For this to work, hyperthreading and both L1 prefetchers need to be turned off to ensure that we own all of the 10 LFBs of the L1.
The LFENCE
instructions ensure that we don't run out of LFBs when executing on a correctly predicted path. The key idea here is that the inner jump will be mispredicted once per outer iteration, so up to 10 loads of the inner iteration that are on the mispredicted path can be allocated in the LFBs. Note that the LFENCE
prevents loads from later iterations to be allocated. After a few cycles, the inner branch will be resolved and a misprediction occurs. The pipeline is cleared and the frontend is resteered to fetch and execute the load instructions in the outer loop.
There are two possible outcomes:
- The LFBs that have been allocated for the loads on the mispredicted path are immediately released as part of the pipeline clear operation and made available for other loads.

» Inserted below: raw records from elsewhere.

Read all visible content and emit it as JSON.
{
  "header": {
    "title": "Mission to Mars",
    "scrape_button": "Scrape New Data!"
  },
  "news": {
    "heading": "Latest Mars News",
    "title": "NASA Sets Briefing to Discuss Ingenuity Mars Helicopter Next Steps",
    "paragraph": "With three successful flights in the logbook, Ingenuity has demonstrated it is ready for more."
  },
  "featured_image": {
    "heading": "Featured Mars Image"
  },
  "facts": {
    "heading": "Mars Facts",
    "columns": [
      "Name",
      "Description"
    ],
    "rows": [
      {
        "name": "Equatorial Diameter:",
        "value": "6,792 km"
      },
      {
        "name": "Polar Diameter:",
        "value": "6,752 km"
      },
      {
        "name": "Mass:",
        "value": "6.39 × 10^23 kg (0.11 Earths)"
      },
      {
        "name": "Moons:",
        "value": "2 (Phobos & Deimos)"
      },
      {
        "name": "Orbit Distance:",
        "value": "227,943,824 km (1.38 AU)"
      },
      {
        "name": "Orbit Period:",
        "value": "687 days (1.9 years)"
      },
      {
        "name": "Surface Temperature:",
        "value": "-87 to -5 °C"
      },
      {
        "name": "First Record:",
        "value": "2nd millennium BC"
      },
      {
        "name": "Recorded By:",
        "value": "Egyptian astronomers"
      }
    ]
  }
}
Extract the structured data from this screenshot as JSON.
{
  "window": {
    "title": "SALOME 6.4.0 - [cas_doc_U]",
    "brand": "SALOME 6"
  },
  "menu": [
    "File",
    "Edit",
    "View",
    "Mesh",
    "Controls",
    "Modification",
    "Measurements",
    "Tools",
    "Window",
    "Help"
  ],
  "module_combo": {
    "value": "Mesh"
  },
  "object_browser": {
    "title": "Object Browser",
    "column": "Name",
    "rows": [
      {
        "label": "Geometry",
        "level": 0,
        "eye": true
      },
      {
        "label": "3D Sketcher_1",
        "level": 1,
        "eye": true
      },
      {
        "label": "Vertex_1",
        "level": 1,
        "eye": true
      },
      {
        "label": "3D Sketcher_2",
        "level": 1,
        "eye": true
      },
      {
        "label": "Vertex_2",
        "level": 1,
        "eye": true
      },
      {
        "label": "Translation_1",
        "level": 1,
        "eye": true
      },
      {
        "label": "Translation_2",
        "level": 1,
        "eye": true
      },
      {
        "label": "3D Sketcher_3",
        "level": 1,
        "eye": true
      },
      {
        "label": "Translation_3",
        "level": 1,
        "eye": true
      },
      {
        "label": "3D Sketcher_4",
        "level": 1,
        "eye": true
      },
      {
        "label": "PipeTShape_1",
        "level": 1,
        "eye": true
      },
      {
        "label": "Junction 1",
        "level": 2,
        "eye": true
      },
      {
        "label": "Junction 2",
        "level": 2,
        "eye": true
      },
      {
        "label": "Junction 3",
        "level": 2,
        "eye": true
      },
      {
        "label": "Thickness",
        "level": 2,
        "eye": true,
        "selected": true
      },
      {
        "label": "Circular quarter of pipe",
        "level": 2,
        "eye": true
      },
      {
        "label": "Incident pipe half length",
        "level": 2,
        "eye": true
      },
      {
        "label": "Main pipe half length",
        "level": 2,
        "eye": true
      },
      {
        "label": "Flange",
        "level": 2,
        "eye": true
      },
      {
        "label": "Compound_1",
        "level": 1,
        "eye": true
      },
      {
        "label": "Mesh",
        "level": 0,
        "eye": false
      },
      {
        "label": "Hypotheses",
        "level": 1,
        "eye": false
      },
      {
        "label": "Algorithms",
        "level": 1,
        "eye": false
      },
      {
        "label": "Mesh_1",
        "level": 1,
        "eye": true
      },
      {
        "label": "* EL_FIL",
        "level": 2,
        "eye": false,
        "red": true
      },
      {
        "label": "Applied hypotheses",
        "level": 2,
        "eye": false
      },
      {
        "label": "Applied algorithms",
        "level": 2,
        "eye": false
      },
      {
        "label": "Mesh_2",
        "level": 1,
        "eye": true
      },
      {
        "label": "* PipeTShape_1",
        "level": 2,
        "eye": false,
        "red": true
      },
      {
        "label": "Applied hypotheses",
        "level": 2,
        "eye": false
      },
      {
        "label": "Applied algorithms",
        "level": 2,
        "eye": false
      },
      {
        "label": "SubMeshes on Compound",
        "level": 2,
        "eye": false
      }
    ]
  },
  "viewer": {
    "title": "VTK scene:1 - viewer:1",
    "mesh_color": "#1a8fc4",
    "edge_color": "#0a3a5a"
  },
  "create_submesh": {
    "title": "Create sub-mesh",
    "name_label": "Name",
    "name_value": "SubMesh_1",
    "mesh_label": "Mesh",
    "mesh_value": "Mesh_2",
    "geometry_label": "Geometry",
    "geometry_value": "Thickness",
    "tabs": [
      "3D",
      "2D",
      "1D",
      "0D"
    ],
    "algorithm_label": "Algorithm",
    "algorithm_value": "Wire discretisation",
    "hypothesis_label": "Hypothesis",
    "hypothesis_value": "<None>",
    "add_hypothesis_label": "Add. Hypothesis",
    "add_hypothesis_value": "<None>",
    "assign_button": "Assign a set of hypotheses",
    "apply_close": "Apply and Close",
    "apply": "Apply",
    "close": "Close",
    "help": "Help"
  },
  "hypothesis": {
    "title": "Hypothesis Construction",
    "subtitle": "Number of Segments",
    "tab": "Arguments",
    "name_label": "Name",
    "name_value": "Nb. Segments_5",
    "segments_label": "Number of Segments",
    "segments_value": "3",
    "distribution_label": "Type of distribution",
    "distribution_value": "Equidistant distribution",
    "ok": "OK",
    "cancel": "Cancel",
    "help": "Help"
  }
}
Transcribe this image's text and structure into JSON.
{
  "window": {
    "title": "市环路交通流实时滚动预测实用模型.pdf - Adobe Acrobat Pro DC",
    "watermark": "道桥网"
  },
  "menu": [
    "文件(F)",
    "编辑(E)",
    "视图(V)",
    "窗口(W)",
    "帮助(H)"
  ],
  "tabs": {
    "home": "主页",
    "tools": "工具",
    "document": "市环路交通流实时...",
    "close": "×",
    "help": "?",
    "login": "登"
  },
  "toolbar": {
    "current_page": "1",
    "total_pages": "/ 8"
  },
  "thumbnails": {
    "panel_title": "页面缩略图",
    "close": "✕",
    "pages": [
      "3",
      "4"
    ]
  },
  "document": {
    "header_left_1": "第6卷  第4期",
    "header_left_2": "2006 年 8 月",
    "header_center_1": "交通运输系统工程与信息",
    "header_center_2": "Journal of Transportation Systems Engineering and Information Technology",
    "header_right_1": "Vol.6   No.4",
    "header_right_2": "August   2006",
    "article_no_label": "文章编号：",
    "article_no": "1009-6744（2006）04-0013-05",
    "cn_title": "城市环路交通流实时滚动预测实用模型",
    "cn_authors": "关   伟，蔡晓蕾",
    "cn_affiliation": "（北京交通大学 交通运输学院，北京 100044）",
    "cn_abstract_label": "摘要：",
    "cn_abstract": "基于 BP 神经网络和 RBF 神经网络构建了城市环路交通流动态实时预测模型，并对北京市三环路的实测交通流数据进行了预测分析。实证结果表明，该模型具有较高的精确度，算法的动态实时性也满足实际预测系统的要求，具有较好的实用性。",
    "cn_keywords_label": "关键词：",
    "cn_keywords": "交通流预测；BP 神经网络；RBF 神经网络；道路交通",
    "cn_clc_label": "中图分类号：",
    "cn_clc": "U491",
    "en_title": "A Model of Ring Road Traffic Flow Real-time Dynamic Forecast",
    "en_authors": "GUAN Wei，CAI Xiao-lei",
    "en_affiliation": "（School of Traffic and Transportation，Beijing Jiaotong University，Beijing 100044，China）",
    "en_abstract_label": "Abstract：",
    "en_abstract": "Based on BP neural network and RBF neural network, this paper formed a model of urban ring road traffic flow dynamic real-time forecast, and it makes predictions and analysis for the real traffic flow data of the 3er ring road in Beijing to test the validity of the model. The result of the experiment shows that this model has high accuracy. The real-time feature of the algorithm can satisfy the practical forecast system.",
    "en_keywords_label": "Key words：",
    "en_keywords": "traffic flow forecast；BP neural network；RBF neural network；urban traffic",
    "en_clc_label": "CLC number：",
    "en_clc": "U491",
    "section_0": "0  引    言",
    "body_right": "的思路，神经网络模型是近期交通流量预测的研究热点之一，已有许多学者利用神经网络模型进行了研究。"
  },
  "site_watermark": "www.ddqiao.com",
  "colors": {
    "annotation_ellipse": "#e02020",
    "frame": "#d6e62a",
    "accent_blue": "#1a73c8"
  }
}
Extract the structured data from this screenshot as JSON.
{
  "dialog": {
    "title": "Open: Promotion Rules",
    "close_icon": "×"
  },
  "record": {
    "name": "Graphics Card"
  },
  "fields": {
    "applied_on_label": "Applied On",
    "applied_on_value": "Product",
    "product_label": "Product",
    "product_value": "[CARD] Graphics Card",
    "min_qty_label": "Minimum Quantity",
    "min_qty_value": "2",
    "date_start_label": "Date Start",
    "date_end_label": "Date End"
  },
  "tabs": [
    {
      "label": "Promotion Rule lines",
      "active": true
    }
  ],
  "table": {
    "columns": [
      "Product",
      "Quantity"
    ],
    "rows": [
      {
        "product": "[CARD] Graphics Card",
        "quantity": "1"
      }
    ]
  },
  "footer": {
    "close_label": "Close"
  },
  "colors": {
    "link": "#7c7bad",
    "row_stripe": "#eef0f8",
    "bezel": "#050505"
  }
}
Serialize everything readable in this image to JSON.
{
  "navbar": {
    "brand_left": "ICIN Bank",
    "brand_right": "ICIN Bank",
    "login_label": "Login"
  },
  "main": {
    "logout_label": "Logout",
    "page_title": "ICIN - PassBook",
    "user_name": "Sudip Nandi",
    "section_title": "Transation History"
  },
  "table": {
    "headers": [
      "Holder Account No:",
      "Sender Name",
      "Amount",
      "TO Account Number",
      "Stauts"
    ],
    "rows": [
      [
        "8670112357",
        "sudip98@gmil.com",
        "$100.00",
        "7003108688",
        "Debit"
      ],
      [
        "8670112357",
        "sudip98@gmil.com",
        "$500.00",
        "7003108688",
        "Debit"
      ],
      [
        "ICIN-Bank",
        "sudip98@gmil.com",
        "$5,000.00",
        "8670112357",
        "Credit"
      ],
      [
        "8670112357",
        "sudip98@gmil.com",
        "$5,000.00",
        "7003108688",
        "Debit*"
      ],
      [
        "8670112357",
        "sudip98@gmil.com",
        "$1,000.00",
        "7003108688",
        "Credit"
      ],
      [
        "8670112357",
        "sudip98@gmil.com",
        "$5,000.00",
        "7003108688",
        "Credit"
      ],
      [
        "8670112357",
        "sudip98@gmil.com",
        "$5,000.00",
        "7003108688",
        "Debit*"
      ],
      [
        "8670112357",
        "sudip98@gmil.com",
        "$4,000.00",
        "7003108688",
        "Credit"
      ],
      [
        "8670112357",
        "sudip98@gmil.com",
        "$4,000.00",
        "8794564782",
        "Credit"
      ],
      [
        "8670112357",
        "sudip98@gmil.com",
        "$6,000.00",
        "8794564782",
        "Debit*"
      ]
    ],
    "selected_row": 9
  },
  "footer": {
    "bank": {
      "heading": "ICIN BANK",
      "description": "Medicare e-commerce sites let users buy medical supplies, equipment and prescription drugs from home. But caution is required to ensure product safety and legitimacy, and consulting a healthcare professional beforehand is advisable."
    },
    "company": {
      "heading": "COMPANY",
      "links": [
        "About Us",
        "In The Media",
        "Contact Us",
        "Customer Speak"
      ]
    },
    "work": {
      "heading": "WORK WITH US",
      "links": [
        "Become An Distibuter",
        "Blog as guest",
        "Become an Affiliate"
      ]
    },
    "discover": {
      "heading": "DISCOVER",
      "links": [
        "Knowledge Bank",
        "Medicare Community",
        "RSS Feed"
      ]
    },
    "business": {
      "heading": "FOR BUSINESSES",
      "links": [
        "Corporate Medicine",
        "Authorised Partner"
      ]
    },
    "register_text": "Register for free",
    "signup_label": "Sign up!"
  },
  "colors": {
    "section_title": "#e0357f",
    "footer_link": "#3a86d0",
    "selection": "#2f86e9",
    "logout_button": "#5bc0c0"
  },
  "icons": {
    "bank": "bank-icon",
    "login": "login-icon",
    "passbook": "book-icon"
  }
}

In this case, there will be no stalls due to LFB unavailability (counted using
L1D_PEND_MISS.FB_FULL
).
- The LFBs are released only when the loads get serviced irrespective of whether they were on a mispredicted path.
When there are three loads in the outer loop after the inner jump, the measured value of L1D_PEND_MISS.FB_FULL
is about equal to the number of outer iterations. That's one request per outer loop iteration. This means that when the three loads on the correct path get issued to the L1D, the loads from the mispredcited path are still occupying the 8 LFB entries, resulting in an FB full event for the third load. This suggests that loads in the LFBs only get deallcoated when the load actually completes.
If I put less than two loads in the outer loop, there will be basically no FB full events. There is one thing I noticed: for every additional load in the outer loop beyond three loads, the L1D_PEND_MISS.FB_FULL
gets increased by about 20K instead of the expected 10K. I think what's happening is that when a load request of a load uop gets issued to the L1D for the first time and the all LFBs are in use, it gets rejected. Then when an LFB becomes available, two loads pending in the load buffer are sent to the L1D, one will be allocated in the LFB and the other will get rejected. So we get two LFB full events per additional load. However, when there are three loads in the outer loop, only the third one would be waiting for an LFB, so we get one event per outer loop iteration. Essentially, the load buffer cannot distinguish between having one LFB available or two LFBs; it only gets to know that at least one LFB is free and so it attempts to send two load requests at the same time since there are two load ports.